Billy Davis

No. 55
- Position: Linebacker

Personal information
- Born: December 6, 1961 (age 64) Alexandria, Virginia, U.S.
- Listed height: 6 ft 4 in (1.93 m)
- Listed weight: 210 lb (95 kg)

Career information
- High school: Mount Vernon (Alexandria)
- College: Clemson (1980–1983)
- NFL draft: 1984: undrafted

Career history
- Denver Broncos (1984)*; St. Louis Cardinals (1984);
- * Offseason or practice squad member only

Awards and highlights
- National champion (1981);
- Stats at Pro Football Reference

= Billy Davis (linebacker) =

American football player (born 1961)

William Henry Davis Jr. (born December 6, 1961) is an American former professional football player who was a linebacker for one season with the St. Louis Cardinals of the National Football League (NFL). He played college football at Clemson. He was also a member of the Denver Broncos.

==Early life==
William Henry Davis Jr. was born on December 6, 1961, in Alexandria, Virginia. He attended Mount Vernon High School in Alexandria.

==College career==
Davis was a four-year letterman for the Clemson Tigers from 1980 to 1983 as a defensive back. He returned 12 punts for 45 yards his freshman year in 1980. He totaled 31 punt returns for 217 yards while also intercepting two passes in 1981. His 31 punt returns were the most in the Atlantic Coast Conference that season. The 1981 Tigers were named consensus national champions. Davis recorded 24 punt returns for 160 yards, and three interceptions his junior year in 1982. As a senior in 1983, he returned 17 punts for 83 yards and also made two interceptions. He graduated with a Bachelor of Arts in sociology. He later served on the Clemson Club regional board of directors from the late 1990s to the early 2000s, and re-joined the board in 2021.

==Professional career==
After going undrafted in the 1984 NFL draft, Davis signed with the Denver Broncos on May 2, 1984. He was released by the Broncos on July 20, 1984.

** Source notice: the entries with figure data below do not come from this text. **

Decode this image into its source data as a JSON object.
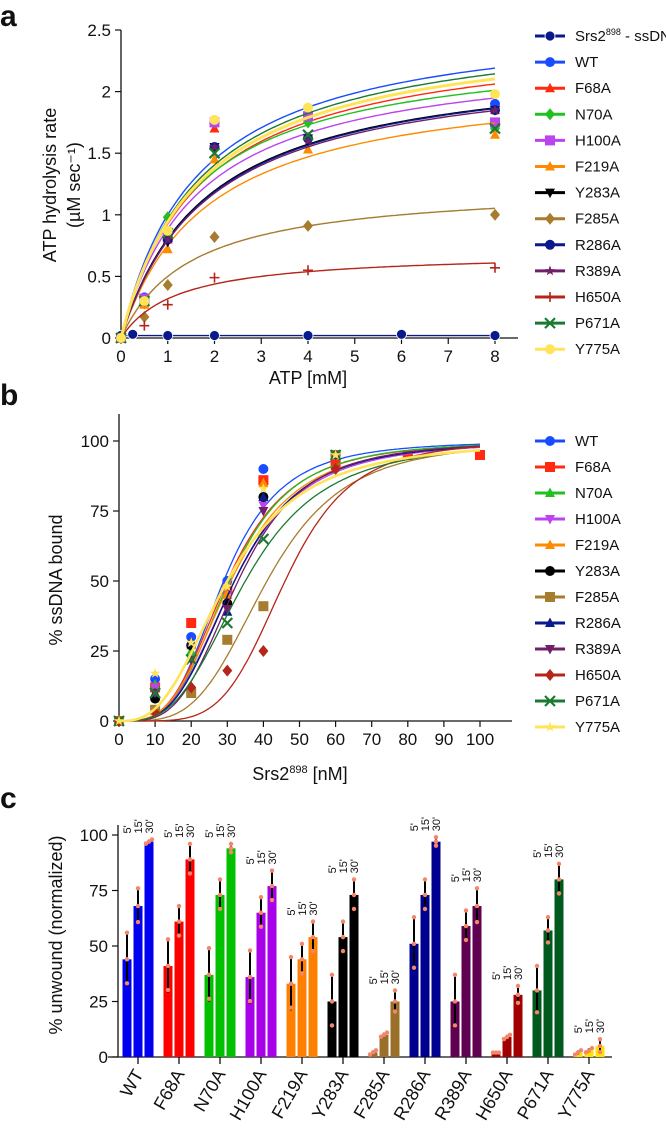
{
  "chart_data": [
    {
      "panel": "a",
      "type": "scatter",
      "ylabel": [
        "ATP hydrolysis rate",
        "(µM sec⁻¹)"
      ],
      "xlabel": "ATP [mM]",
      "xlim": [
        0,
        8.5
      ],
      "ylim": [
        0,
        2.5
      ],
      "xticks": [
        0,
        1,
        2,
        3,
        4,
        5,
        6,
        7,
        8
      ],
      "yticks": [
        0,
        0.5,
        1,
        1.5,
        2,
        2.5
      ],
      "ytick_labels": [
        "0",
        "0.5",
        "1",
        "1.5",
        "2",
        "2.5"
      ],
      "legend_position": "right",
      "fit": "michaelis-menten",
      "series": [
        {
          "name": "Srs2",
          "name_sup": "898",
          "name_suffix": " - ssDNA",
          "color": "#0a1a8c",
          "marker": "circle-open",
          "x": [
            0,
            0.25,
            1,
            2,
            4,
            6,
            8
          ],
          "y": [
            0.02,
            0.03,
            0.02,
            0.02,
            0.02,
            0.03,
            0.02
          ],
          "fit_flat": 0.02
        },
        {
          "name": "WT",
          "color": "#1a4cff",
          "marker": "circle",
          "x": [
            0,
            0.5,
            1,
            2,
            4,
            8
          ],
          "y": [
            0,
            0.33,
            0.85,
            1.75,
            1.8,
            1.9
          ],
          "vmax": 2.64,
          "km": 1.64
        },
        {
          "name": "F68A",
          "color": "#ff2a10",
          "marker": "triangle",
          "x": [
            0,
            0.5,
            1,
            2,
            4,
            8
          ],
          "y": [
            0,
            0.3,
            0.8,
            1.7,
            1.8,
            1.85
          ],
          "vmax": 2.5,
          "km": 1.7
        },
        {
          "name": "N70A",
          "color": "#22c020",
          "marker": "diamond",
          "x": [
            0,
            0.5,
            1,
            2,
            4,
            8
          ],
          "y": [
            0,
            0.28,
            0.98,
            1.75,
            1.75,
            1.7
          ],
          "vmax": 2.4,
          "km": 1.55
        },
        {
          "name": "H100A",
          "color": "#bb44ee",
          "marker": "square",
          "x": [
            0,
            0.5,
            1,
            2,
            4,
            8
          ],
          "y": [
            0,
            0.32,
            0.82,
            1.75,
            1.8,
            1.75
          ],
          "vmax": 2.35,
          "km": 1.65
        },
        {
          "name": "F219A",
          "color": "#ff8a00",
          "marker": "triangle",
          "x": [
            0,
            0.5,
            1,
            2,
            4,
            8
          ],
          "y": [
            0,
            0.27,
            0.72,
            1.45,
            1.53,
            1.65
          ],
          "vmax": 2.15,
          "km": 1.85
        },
        {
          "name": "Y283A",
          "color": "#000000",
          "marker": "triangle-down",
          "x": [
            0,
            0.5,
            1,
            2,
            4,
            8
          ],
          "y": [
            0,
            0.3,
            0.78,
            1.55,
            1.62,
            1.85
          ],
          "vmax": 2.3,
          "km": 1.85
        },
        {
          "name": "F285A",
          "color": "#a67c2e",
          "marker": "diamond",
          "x": [
            0,
            0.5,
            1,
            2,
            4,
            8
          ],
          "y": [
            0,
            0.17,
            0.43,
            0.82,
            0.91,
            1.0
          ],
          "vmax": 1.25,
          "km": 1.5
        },
        {
          "name": "R286A",
          "color": "#0a1a8c",
          "marker": "circle",
          "x": [
            0,
            0.5,
            1,
            2,
            4,
            8
          ],
          "y": [
            0,
            0.3,
            0.8,
            1.55,
            1.62,
            1.85
          ],
          "vmax": 2.3,
          "km": 1.88
        },
        {
          "name": "R389A",
          "color": "#70206a",
          "marker": "star",
          "x": [
            0,
            0.5,
            1,
            2,
            4,
            8
          ],
          "y": [
            0,
            0.3,
            0.8,
            1.55,
            1.6,
            1.85
          ],
          "vmax": 2.28,
          "km": 1.88
        },
        {
          "name": "H650A",
          "color": "#b5251a",
          "marker": "plus",
          "x": [
            0,
            0.5,
            1,
            2,
            4,
            8
          ],
          "y": [
            0,
            0.1,
            0.27,
            0.49,
            0.55,
            0.57
          ],
          "vmax": 0.7,
          "km": 1.2
        },
        {
          "name": "P671A",
          "color": "#1a7a30",
          "marker": "x",
          "x": [
            0,
            0.5,
            1,
            2,
            4,
            8
          ],
          "y": [
            0,
            0.3,
            0.85,
            1.5,
            1.65,
            1.7
          ],
          "vmax": 2.6,
          "km": 1.7
        },
        {
          "name": "Y775A",
          "color": "#ffe45a",
          "marker": "circle",
          "x": [
            0,
            0.5,
            1,
            2,
            4,
            8
          ],
          "y": [
            0,
            0.3,
            0.87,
            1.77,
            1.87,
            1.98
          ],
          "vmax": 2.55,
          "km": 1.7
        }
      ]
    },
    {
      "panel": "b",
      "type": "scatter",
      "ylabel": "% ssDNA  bound",
      "xlabel": "Srs2",
      "xlabel_sup": "898",
      "xlabel_suffix": " [nM]",
      "xlim": [
        0,
        108
      ],
      "ylim": [
        0,
        110
      ],
      "xticks": [
        0,
        10,
        20,
        30,
        40,
        50,
        60,
        70,
        80,
        90,
        100
      ],
      "yticks": [
        0,
        25,
        50,
        75,
        100
      ],
      "legend_position": "right",
      "fit": "hill",
      "series": [
        {
          "name": "WT",
          "color": "#1a4cff",
          "marker": "circle",
          "x": [
            0,
            10,
            20,
            30,
            40,
            60,
            80,
            100
          ],
          "y": [
            0,
            15,
            30,
            50,
            90,
            95,
            95,
            95
          ],
          "k": 29,
          "n": 3.6
        },
        {
          "name": "F68A",
          "color": "#ff2a10",
          "marker": "square",
          "x": [
            0,
            10,
            20,
            30,
            40,
            60,
            80,
            100
          ],
          "y": [
            0,
            12,
            35,
            47,
            86,
            92,
            95,
            95
          ],
          "k": 30,
          "n": 3.4
        },
        {
          "name": "N70A",
          "color": "#22c020",
          "marker": "triangle",
          "x": [
            0,
            10,
            20,
            30,
            40,
            60
          ],
          "y": [
            0,
            13,
            25,
            45,
            80,
            95
          ],
          "k": 30.5,
          "n": 3.5
        },
        {
          "name": "H100A",
          "color": "#bb44ee",
          "marker": "triangle-down",
          "x": [
            0,
            10,
            20,
            30,
            40,
            60
          ],
          "y": [
            0,
            12,
            22,
            45,
            77,
            95
          ],
          "k": 32,
          "n": 3.3
        },
        {
          "name": "F219A",
          "color": "#ff8a00",
          "marker": "triangle",
          "x": [
            0,
            10,
            20,
            30,
            40,
            60
          ],
          "y": [
            0,
            10,
            27,
            45,
            85,
            95
          ],
          "k": 31,
          "n": 3.3
        },
        {
          "name": "Y283A",
          "color": "#000000",
          "marker": "circle",
          "x": [
            0,
            10,
            20,
            30,
            40,
            60
          ],
          "y": [
            0,
            8,
            27,
            42,
            80,
            95
          ],
          "k": 32,
          "n": 3.4
        },
        {
          "name": "F285A",
          "color": "#a67c2e",
          "marker": "square",
          "x": [
            0,
            10,
            20,
            30,
            40,
            60
          ],
          "y": [
            0,
            4,
            10,
            29,
            41,
            95
          ],
          "k": 41,
          "n": 3.8
        },
        {
          "name": "R286A",
          "color": "#0a1a8c",
          "marker": "triangle",
          "x": [
            0,
            10,
            20,
            30,
            40,
            60
          ],
          "y": [
            0,
            10,
            28,
            39,
            80,
            95
          ],
          "k": 32,
          "n": 3.4
        },
        {
          "name": "R389A",
          "color": "#70206a",
          "marker": "triangle-down",
          "x": [
            0,
            10,
            20,
            30,
            40,
            60
          ],
          "y": [
            0,
            10,
            22,
            40,
            75,
            95
          ],
          "k": 33,
          "n": 3.6
        },
        {
          "name": "H650A",
          "color": "#b5251a",
          "marker": "diamond",
          "x": [
            0,
            10,
            20,
            30,
            40,
            60
          ],
          "y": [
            0,
            3,
            12,
            18,
            25,
            90
          ],
          "k": 46,
          "n": 5
        },
        {
          "name": "P671A",
          "color": "#1a7a30",
          "marker": "x",
          "x": [
            0,
            10,
            20,
            30,
            40,
            60
          ],
          "y": [
            0,
            10,
            22,
            35,
            65,
            95
          ],
          "k": 35,
          "n": 3.2
        },
        {
          "name": "Y775A",
          "color": "#ffe45a",
          "marker": "star",
          "x": [
            0,
            10,
            20,
            30,
            40,
            60
          ],
          "y": [
            0,
            17,
            28,
            48,
            83,
            95
          ],
          "k": 30,
          "n": 2.8
        }
      ]
    },
    {
      "panel": "c",
      "type": "bar",
      "ylabel": "% unwound (normalized)",
      "ylim": [
        0,
        100
      ],
      "yticks": [
        0,
        25,
        50,
        75,
        100
      ],
      "time_labels": [
        "5'",
        "15'",
        "30'"
      ],
      "categories": [
        "WT",
        "F68A",
        "N70A",
        "H100A",
        "F219A",
        "Y283A",
        "F285A",
        "R286A",
        "R389A",
        "H650A",
        "P671A",
        "Y775A"
      ],
      "colors": [
        "#0000f0",
        "#ff0000",
        "#00c000",
        "#a800e8",
        "#ff8000",
        "#000000",
        "#9a7028",
        "#000090",
        "#600050",
        "#a00000",
        "#005a1e",
        "#ffe000"
      ],
      "series": [
        {
          "name": "5'",
          "values": [
            44,
            41,
            37,
            36,
            33,
            25,
            2,
            51,
            25,
            2,
            30,
            2
          ],
          "err": [
            12,
            12,
            12,
            12,
            12,
            12,
            1,
            12,
            12,
            0,
            11,
            1
          ]
        },
        {
          "name": "15'",
          "values": [
            68,
            61,
            73,
            65,
            44,
            54,
            10,
            73,
            59,
            9,
            57,
            3
          ],
          "err": [
            8,
            7,
            7,
            7,
            7,
            7,
            1,
            7,
            7,
            1,
            6,
            1
          ]
        },
        {
          "name": "30'",
          "values": [
            97,
            89,
            94,
            77,
            54,
            73,
            25,
            97,
            68,
            28,
            80,
            5
          ],
          "err": [
            1,
            7,
            2,
            7,
            7,
            7,
            5,
            2,
            8,
            4,
            7,
            3
          ]
        }
      ]
    }
  ],
  "panels": {
    "a": "a",
    "b": "b",
    "c": "c"
  }
}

He was signed by the St. Louis Cardinals on December 5, 1984, and played in one game for the team during the 1984 season. He was released on August 26, 1985. He was listed as a linebacker while with the Cardinals.

==Post-football career==
Davis earned postgraduate degrees from Johns Hopkins University and Harvard University. He was a special agent in the United States Secret Service for 27 years until retiring in 2015. He was the special agent in charge of the Vice Presidential Protective Division for Joe Biden.

He was on the board of directors for the Military Bowl from 2010 to 2018. He has also served as the director of executive and major event security for Samaritan’s Purse and the Billy Graham Evangelistic Association.